One drawback of this technique is that while it’s relatively simple to return errors if they occur, it’s difficult to get much insights into what specifically went wrong. PSA swallows any details the server might have returned about what the problem was.

Then again, it is in the nature of well-designed authentication systems to be fairly opaque about error sources. If an application ever tells a user “Invalid Password” after a login attempt, that’s tantamount to saying “Congratulations! You’ve guessed a valid username.”

Why not just roll your own?

In a word: extensibility. Very few social OAuth 2 providers require or return exactly the same information in their API calls in exactly the same way. There are all kinds of special cases and exceptions though.

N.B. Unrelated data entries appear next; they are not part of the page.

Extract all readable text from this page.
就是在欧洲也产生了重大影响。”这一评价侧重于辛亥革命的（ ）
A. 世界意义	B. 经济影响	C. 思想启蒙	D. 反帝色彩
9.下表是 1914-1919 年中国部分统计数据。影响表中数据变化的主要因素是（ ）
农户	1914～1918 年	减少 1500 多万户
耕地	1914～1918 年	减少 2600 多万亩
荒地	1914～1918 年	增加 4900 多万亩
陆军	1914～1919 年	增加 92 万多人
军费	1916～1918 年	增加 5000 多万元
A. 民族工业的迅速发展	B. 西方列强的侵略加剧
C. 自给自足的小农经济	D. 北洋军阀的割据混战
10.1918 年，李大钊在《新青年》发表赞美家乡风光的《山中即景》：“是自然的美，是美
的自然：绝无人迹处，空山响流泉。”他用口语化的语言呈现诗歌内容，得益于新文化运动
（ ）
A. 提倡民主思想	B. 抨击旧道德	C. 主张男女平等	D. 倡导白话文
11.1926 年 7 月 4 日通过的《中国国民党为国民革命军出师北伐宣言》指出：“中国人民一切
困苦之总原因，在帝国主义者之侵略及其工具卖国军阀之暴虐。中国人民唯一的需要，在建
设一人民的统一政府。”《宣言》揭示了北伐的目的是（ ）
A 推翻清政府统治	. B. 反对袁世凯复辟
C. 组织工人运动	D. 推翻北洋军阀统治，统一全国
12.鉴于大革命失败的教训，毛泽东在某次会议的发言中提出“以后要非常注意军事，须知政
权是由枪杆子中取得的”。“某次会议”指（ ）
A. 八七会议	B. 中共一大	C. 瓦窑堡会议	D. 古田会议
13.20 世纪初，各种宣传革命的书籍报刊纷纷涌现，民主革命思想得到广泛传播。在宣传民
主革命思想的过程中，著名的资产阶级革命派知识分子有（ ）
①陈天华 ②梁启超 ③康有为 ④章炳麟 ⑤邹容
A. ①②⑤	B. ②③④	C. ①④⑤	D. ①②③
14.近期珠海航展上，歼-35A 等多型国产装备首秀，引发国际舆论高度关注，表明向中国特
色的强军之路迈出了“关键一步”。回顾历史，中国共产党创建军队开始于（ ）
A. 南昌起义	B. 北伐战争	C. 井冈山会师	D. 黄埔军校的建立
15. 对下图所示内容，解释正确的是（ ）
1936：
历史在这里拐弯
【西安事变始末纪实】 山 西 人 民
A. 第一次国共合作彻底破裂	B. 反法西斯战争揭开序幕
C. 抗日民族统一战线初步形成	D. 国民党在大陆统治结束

Adding a new social provider once you’ve already set up a PSA is a matter of a few lines of configuration in your settings files. You don’t have to adjust any code at all. PSA abstracts all of that out, so that you can focus on your own application.

How on Earth do I test this?

Good question! unittest.mock is not well-suited to mocking out API calls buried under an abstraction layer deep inside a library; just discovering the precise path to mock would take substantial effort.

Instead, because PSA is built atop the Requests library, you use the excellent Responses library to mock out the providers at the HTTP level.

A full discussion of testing is beyond the scope of this article, but a sample of our tests are included here. Particular functions to note there are the mocked context manager and the SocialAuthTests class.

Let PSA do the heavy lifting.

The OAuth2 process is detailed and complicated with a lot of inherent complexity. Luckily, it’s possible to bypass much of that complexity by bringing in a library dedicated to handling it in as painless a way as possible.

Python Social Auth does a great job at that. We’ve demonstrated a Django/DRF view that utilizes the client-side, implicit, OAuth2 flow to get seamless user creation and matching in only 25 lines of code. That’s not too shabby.